H. muss sich im Prozess wegen Beihilfe zum Mord verantworten. Er soll den Mordanschlag nicht nur durch gemeinsame Schießübungen im Wald und in Schützenvereinen gefördert, sondern E. auch im Willen zur Begehung eines solchen Anschlags bestärkt haben. H. galt in der Kasseler Neonazi-Szene als »Waffennarr«.

Im Jahr 2015 entschied das Verwaltungsgericht Kassel, dass er legal Waffen besitzen darf. Obwohl er den Behörden schon lange als Rechtsextremist bekannt war, musste die Waffenbehörde ihm eine Erlaubnis zum Waffenbesitz ausstellen. Der Grund: Der Verfassungsschutz lieferte keine aktuellen Erkenntnisse zu H.s rechtsextremen Umtrieben. So konnte sich der mutmaßliche Mordhelfer ganz legal Waffen kaufen.

Bei der Durchsuchung der Wohnung fanden die Ermittler Nazi-Devotionalien und rechtsextreme Literatur.

Bei der Durchsuchung der Wohnung von H. fanden die Ermittler Nazi-Devotionalien und rechtsextreme Literatur. Im August 2018 liefen E. und H. gemeinsam bei einem »Trauermarsch« der AfD in Chemnitz mit. Auch zuvor sollen sie schon AfD-Kundgebungen in Erfurt besucht haben. E. hatte die Partei auch persönlich im Wahlkampf unterstützt.
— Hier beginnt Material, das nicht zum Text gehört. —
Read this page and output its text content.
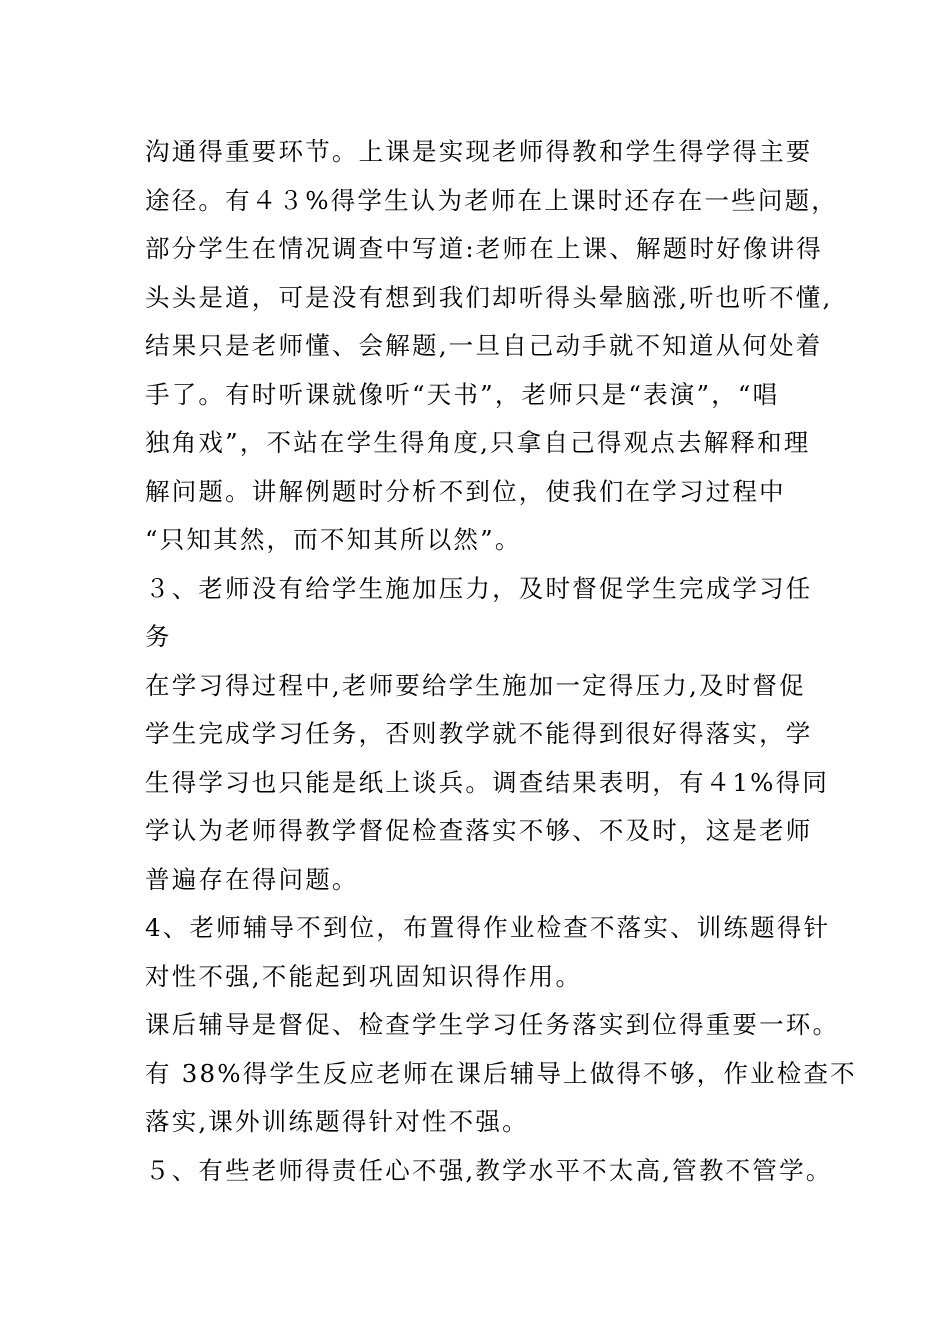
沟通得重要环节。上课是实现老师得教和学生得学得主要
途径。有４３%得学生认为老师在上课时还存在一些问题，
部分学生在情况调查中写道:老师在上课、解题时好像讲得
头头是道，可是没有想到我们却听得头晕脑涨,听也听不懂,
结果只是老师懂、会解题,一旦自己动手就不知道从何处着
手了。有时听课就像听“天书”，老师只是“表演”，“唱
独角戏”，不站在学生得角度,只拿自己得观点去解释和理
解问题。讲解例题时分析不到位，使我们在学习过程中
“只知其然，而不知其所以然”。
３、老师没有给学生施加压力，及时督促学生完成学习任
务
在学习得过程中,老师要给学生施加一定得压力,及时督促
学生完成学习任务，否则教学就不能得到很好得落实，学
生得学习也只能是纸上谈兵。调查结果表明，有４1%得同
学认为老师得教学督促检查落实不够、不及时，这是老师
普遍存在得问题。
4、老师辅导不到位，布置得作业检查不落实、训练题得针
对性不强,不能起到巩固知识得作用。
课后辅导是督促、检查学生学习任务落实到位得重要一环。
有 38%得学生反应老师在课后辅导上做得不够，作业检查不
落实,课外训练题得针对性不强。
５、有些老师得责任心不强,教学水平不太高,管教不管学。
GESTÄNDNIS In einem ersten Geständnis nach seiner Festnahme im Juni vergangenen Jahres hatte E. den Mord eingeräumt. Inzwischen widerrief er sein umfassendes Geständnis und belastet in einer neuen Aussage seinen Mitangeklagten H., den tödlichen Schuss auf Lübcke abgegeben zu haben.

Die Bundesanwaltschaft glaubt E. diese neue Version des Tatablaufs nicht. Dafür, dass H. am Tatort war, gibt es keine Beweise. Ob die beiden Angeklagten sich im Prozess äußern wollen, ist noch unklar. H. hatte bisher weitgehend geschwiegen.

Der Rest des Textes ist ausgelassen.